Projekt Babylon
tatsächliche Hektik völlig verbergen zu können.
»Von der Stewardess?« Patrick grinste.
»Nein, von Stefanie. Mir scheint, dass Sie nicht begeistert von ihrer Mitarbeit sind. Sie waren ja fast erleichtert, als sie unbedingt im Hotel an den Rechnern bleiben wollte.«
»Ihre Arbeit ist gut. Ich habe nichts gegen sie.«
»Hören Sie auf, Patrick. Ist es Neid?«
Patrick winkte ab. »Unsinn, nein! Sie arbeitet gut. Manchmal ist sie mir etwas zu herablassend, wissen Sie? Eine Klugscheißerin.« Er sah aus dem Fenster.
Peter schwenkte seinen Plastikbecher mit langsamen Bewegungen und ließ so die Eiswürfel im Kreis taumeln. »Ich frage mich gerade«, sagte er und betrachtete Patrick von der Seite, »wie viel Kälte so ein kleiner Eiswürfel abgeben kann, um den ganzen Becher zu kühlen...«
»Der Eiswürfel gibt gar keine Kälte ab.«
»Ach nein?« Peter lächelte.
»Der Eiswürfel schmilzt, da seine Umgebung wärmer als null Grad ist. Für diese Zustandsänderung benötigt er aber Energie. Deswegen holt er sich die Wärmeenergie seiner Umgebung. Es ist nicht das Eis, das Kälte abgibt, sondern die Flüssigkeit, die Wärme abgibt.«
»Na sehen Sie, Herr Ingenieur, das Klugscheißen macht Ihnen doch selber Spaß. Na los, sagen Sie schon, was Sie an Stefanie stört.«
»Nichts, wenn ich es doch sage! Ich muss ihr ja nicht gleich um den Hals fallen. Ehrlich gesagt, mache ich mir im Augenblick über ganz andere Dinge Gedanken.«
»Die Loge?«
»Ja. Ich weiß nicht, ob es so eine gute Idee ist, sich noch mal mit diesen Leuten zu treffen, sie sind mir wirklich unheimlich.« Patrick sah zum Professor hinüber. »Sie scheint das nicht weiter zu berühren. Was wissen Sie noch alles über die Freimaurer?«
»Ich habe es Ihnen schon gesagt, ich hatte Sebastian während meiner Recherchen vor einigen Jahren kennen gelernt. Die haben ihre Rituale und Zeremonien, das muss einen nicht bekümmern.«
»Und diese Kabbala? Was hat es damit auf sich?«
»Die Kabbala entstammt dem jüdischen Mystizismus.

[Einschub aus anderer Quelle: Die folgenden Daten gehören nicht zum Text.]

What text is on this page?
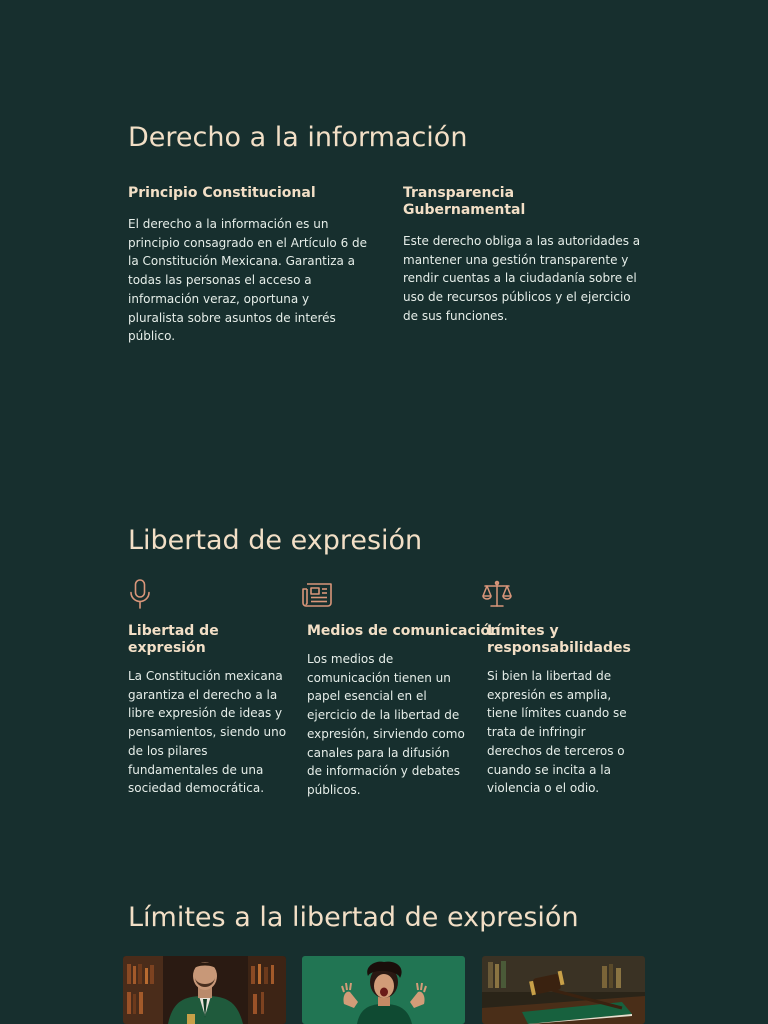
Derecho a la información
Principio Constitucional

El derecho a la información es un principio consagrado en el Artículo 6 de la Constitución Mexicana. Garantiza a todas las personas el acceso a información veraz, oportuna y pluralista sobre asuntos de interés público.

Transparencia Gubernamental

Este derecho obliga a las autoridades a mantener una gestión transparente y rendir cuentas a la ciudadanía sobre el uso de recursos públicos y el ejercicio de sus funciones.

Libertad de expresión
Libertad de expresión

La Constitución mexicana garantiza el derecho a la libre expresión de ideas y pensamientos, siendo uno de los pilares fundamentales de una sociedad democrática.

Medios de comunicación

Los medios de comunicación tienen un papel esencial en el ejercicio de la libertad de expresión, sirviendo como canales para la difusión de información y debates públicos.

Límites y responsabilidades

Si bien la libertad de expresión es amplia, tiene límites cuando se trata de infringir derechos de terceros o cuando se incita a la violencia o el odio.

Límites a la libertad de expresión
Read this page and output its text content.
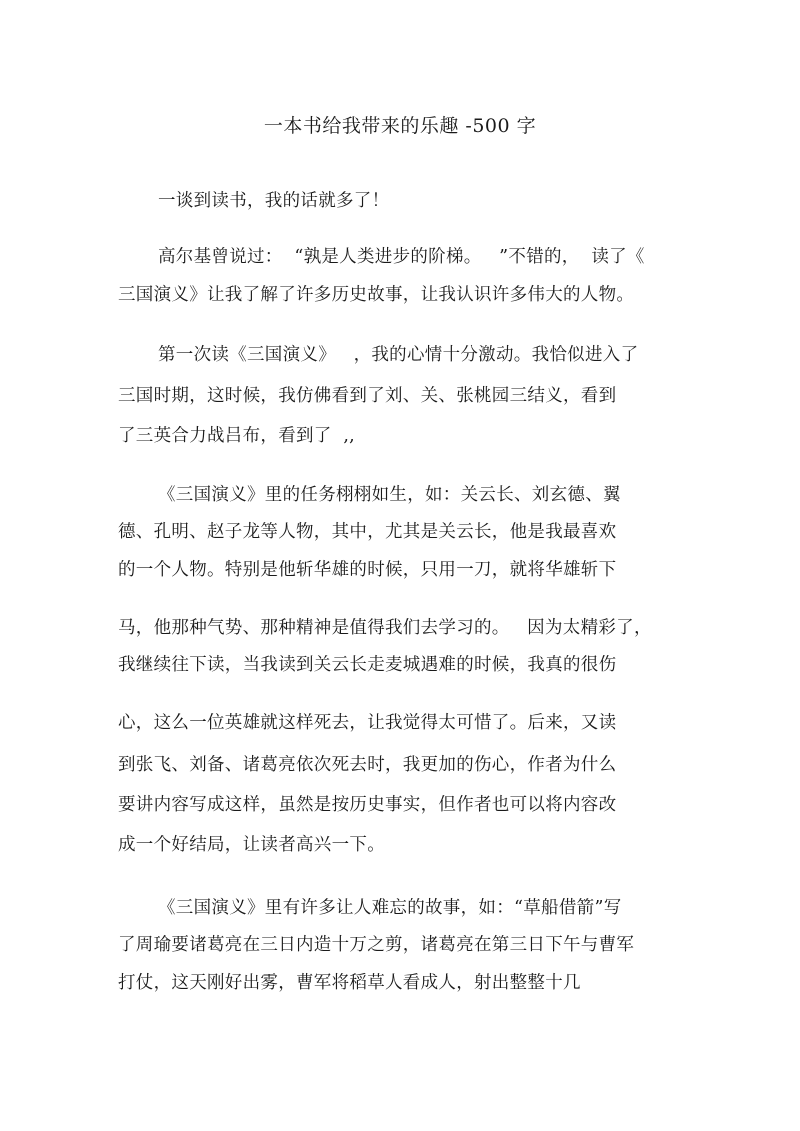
一本书给我带来的乐趣 -500 字
一谈到读书，我的话就多了！
高尔基曾说过：  “孰是人类进步的阶梯。   ”不错的，  读了《
三国演义》让我了解了许多历史故事，让我认识许多伟大的人物。
第一次读《三国演义》   ，我的心情十分激动。我恰似进入了
三国时期，这时候，我仿佛看到了刘、关、张桃园三结义，看到
了三英合力战吕布，看到了  ,,
《三国演义》里的任务栩栩如生，如：关云长、刘玄德、翼
德、孔明、赵子龙等人物，其中，尤其是关云长，他是我最喜欢
的一个人物。特别是他斩华雄的时候，只用一刀，就将华雄斩下
马，他那种气势、那种精神是值得我们去学习的。   因为太精彩了，
我继续往下读，当我读到关云长走麦城遇难的时候，我真的很伤
心，这么一位英雄就这样死去，让我觉得太可惜了。后来，又读
到张飞、刘备、诸葛亮依次死去时，我更加的伤心，作者为什么
要讲内容写成这样，虽然是按历史事实，但作者也可以将内容改
成一个好结局，让读者高兴一下。
《三国演义》里有许多让人难忘的故事，如：“草船借箭”写
了周瑜要诸葛亮在三日内造十万之剪，诸葛亮在第三日下午与曹军
打仗，这天刚好出雾，曹军将稻草人看成人，射出整整十几
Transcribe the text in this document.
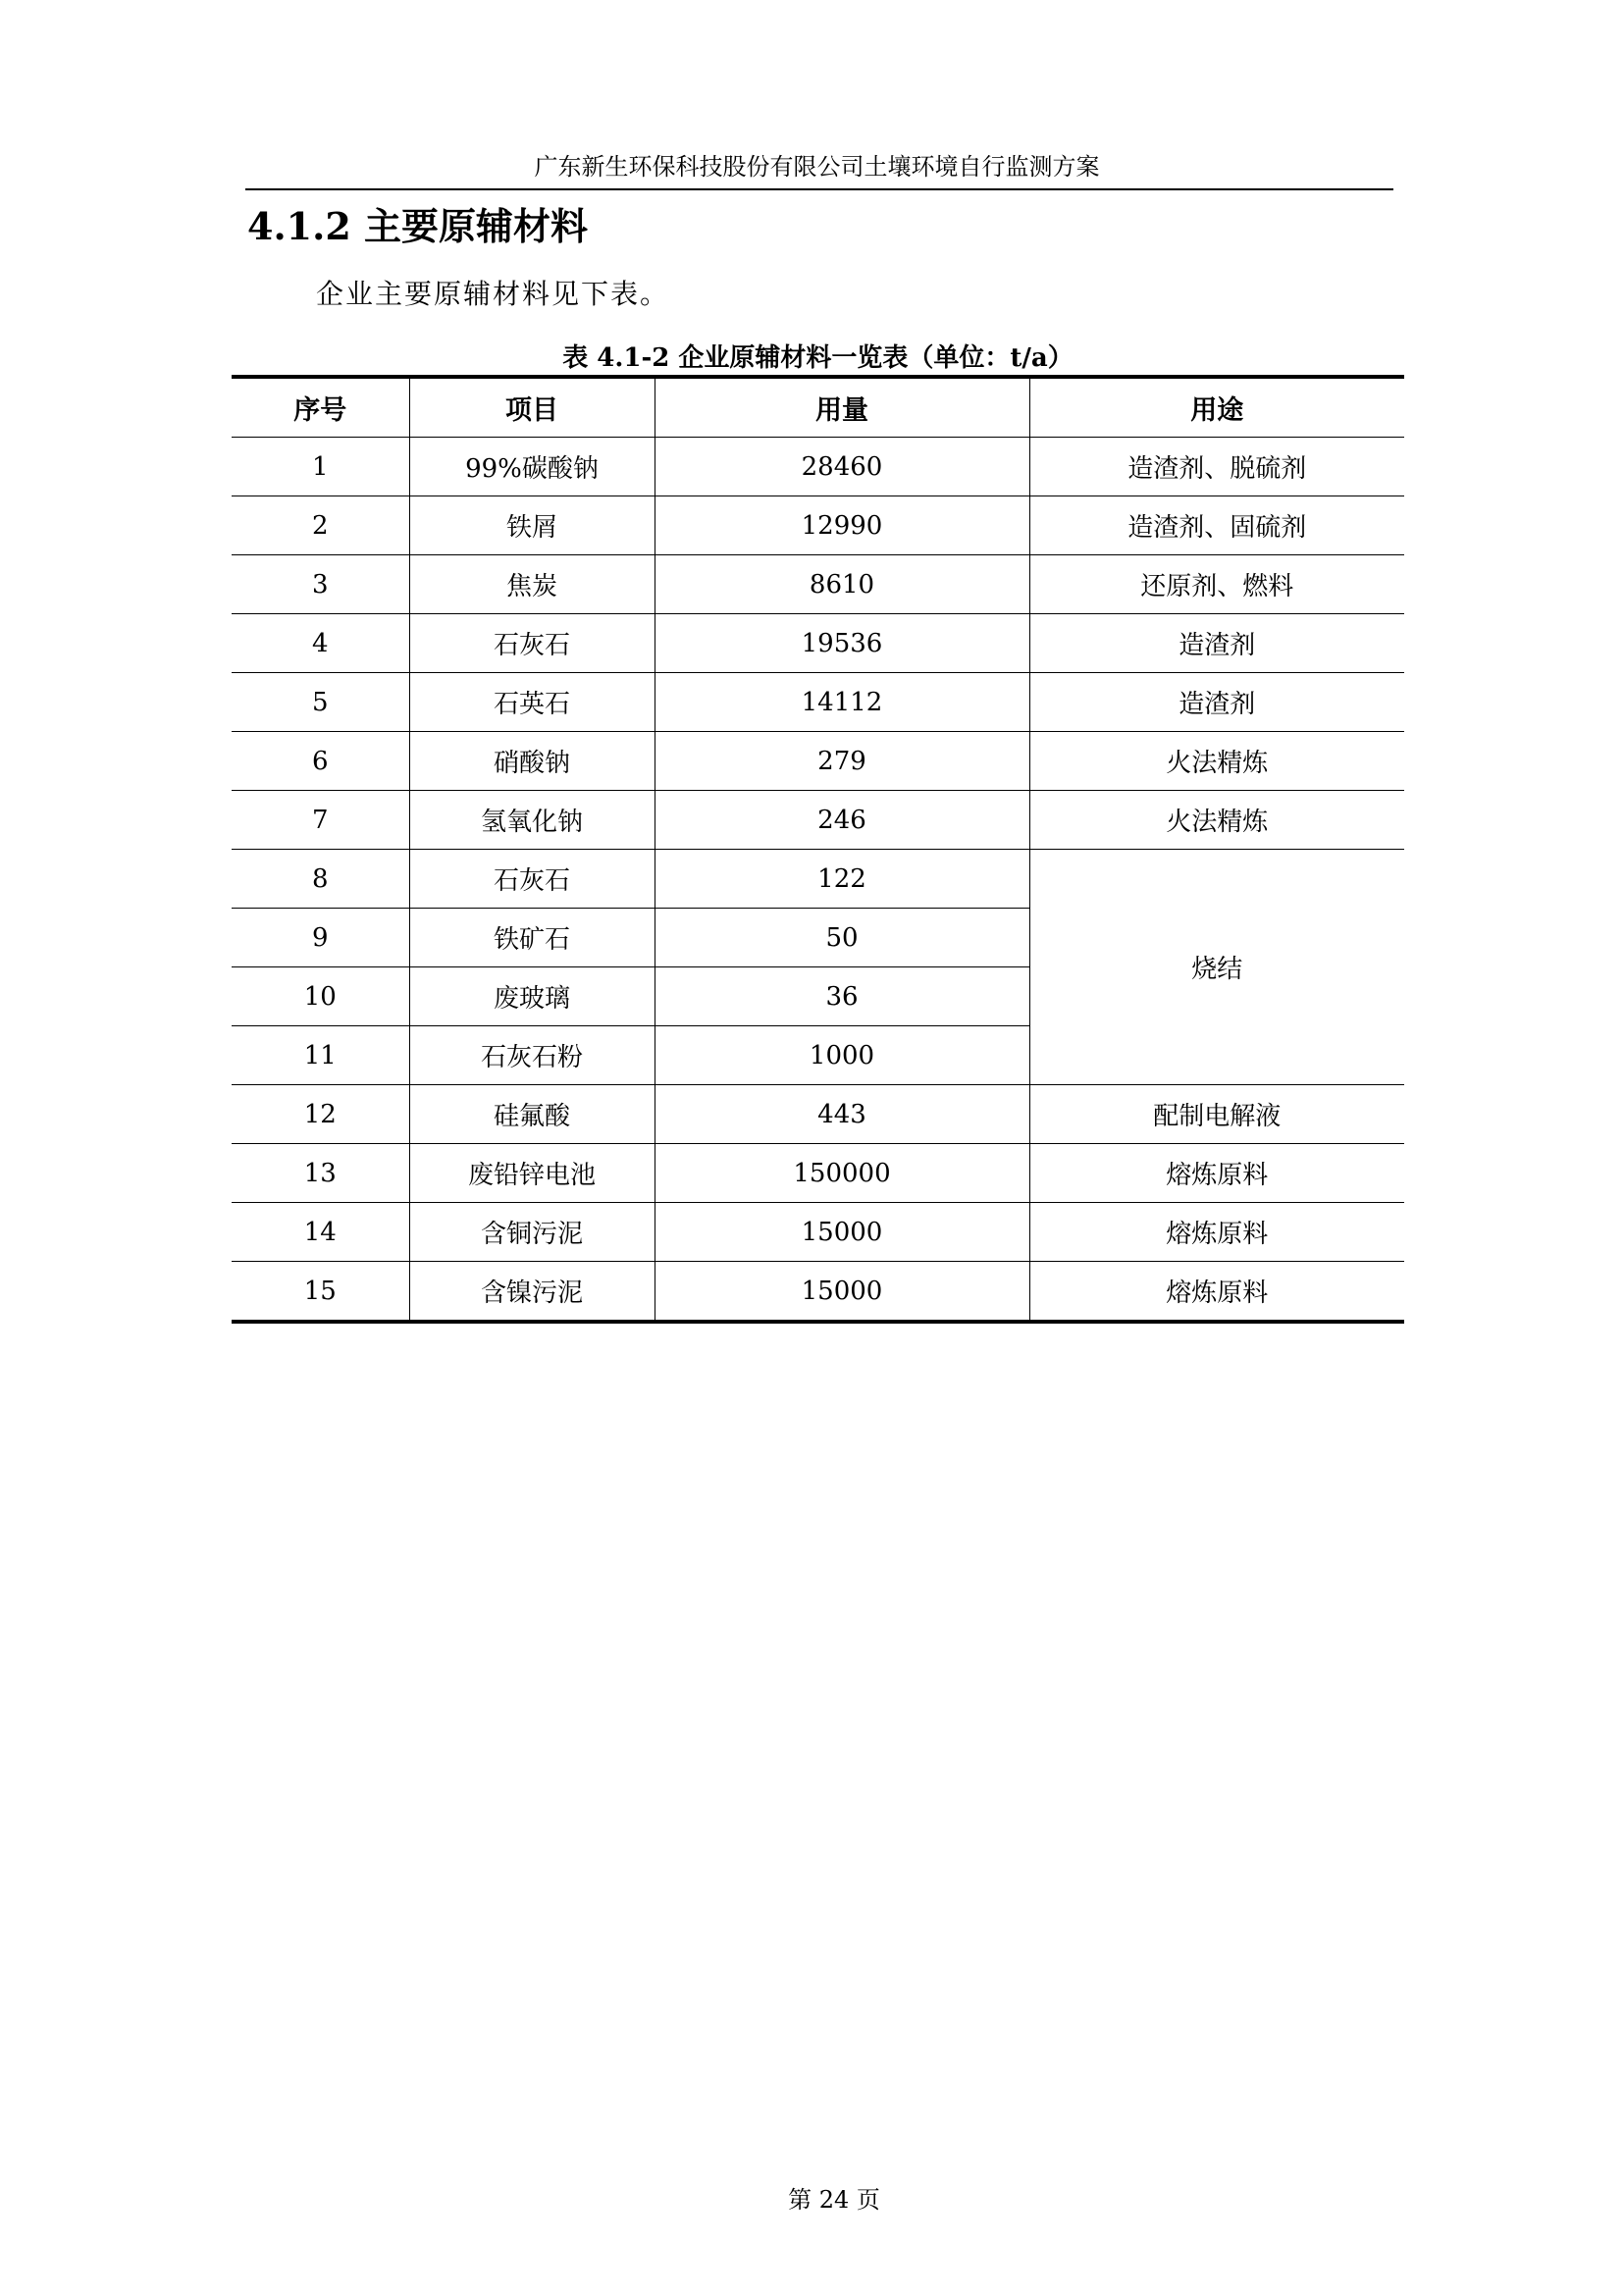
广东新生环保科技股份有限公司土壤环境自行监测方案
4.1.2 主要原辅材料
企业主要原辅材料见下表。
表 4.1-2 企业原辅材料一览表（单位：t/a）
序号	项目	用量	用途
1	99%碳酸钠	28460	造渣剂、脱硫剂
2	铁屑	12990	造渣剂、固硫剂
3	焦炭	8610	还原剂、燃料
4	石灰石	19536	造渣剂
5	石英石	14112	造渣剂
6	硝酸钠	279	火法精炼
7	氢氧化钠	246	火法精炼
8	石灰石	122	烧结
9	铁矿石	50	
10	废玻璃	36	
11	石灰石粉	1000	
12	硅氟酸	443	配制电解液
13	废铅锌电池	150000	熔炼原料
14	含铜污泥	15000	熔炼原料
15	含镍污泥	15000	熔炼原料
第 24 页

Es geht darum, die wahre, ursprüngliche Thora wiederzufinden, die Wahrheiten und Weisheiten Gottes.«
»Eine Geheimlehre?«
»Fast die gesamte Magie des Mittelalters, oder das, was man so nannte, war von kabbalistischem Gedankengut durchzogen. Inzwischen gibt es so viele Bücher darüber, hauptsächlich aus der esoterischen Ecke, dass man es schwerlich eine Geheimlehre nennen kann.«
»Wie kommt es, dass Sie sich so gut damit auskennen? Sie scheinen auch mehr zu wissen, als es den Anschein hat, Herr Professor.«
» Der Siegeszug der Vernunft – Aberglaube und Rationalität im Wandel der Jahrtausende , erinnern Sie sich? Meine Vorlesungsreihe.«
»Also gut, erzählen Sie mehr davon. Was ist die Thora, und wie will man die Weisheiten Gottes darin wiederfinden?«
»› Thora ‹ ist das hebräische Wort für › Lehre ‹, damit ist der Pentateuch gemeint, die fünf Bücher Moses. Der gesamte Text ist auf eine Rolle geschrieben, in hebräischen Buchstaben. Die religiösen hebräischen Texte werden und wurden stets buchstabengetreu kopiert, so dass zum Beispiel alle hebräischen Bibeln weltweit, egal wie alt, immer absolut identisch sind. Nun gibt es verschiedene kabbalistische Methoden, die Thora zu lesen, sozusagen zu entschlüsseln, um geheime, dahinter liegende Botschaften zu finden.«
»Renée Großmeister war ja auch der Meinung, dass Hebräisch die Sprache Gottes sei.«
»Ja, die Suche nach der vollkommenen Sprache, die im Spätmittelalter und der Renaissance wahre Paradiesblüten getrieben hat, und die Kabbala hängen zusammen.«
»Und? Hat man schon versteckte Botschaften in der Thora gefunden?« Patrick war hellhörig geworden.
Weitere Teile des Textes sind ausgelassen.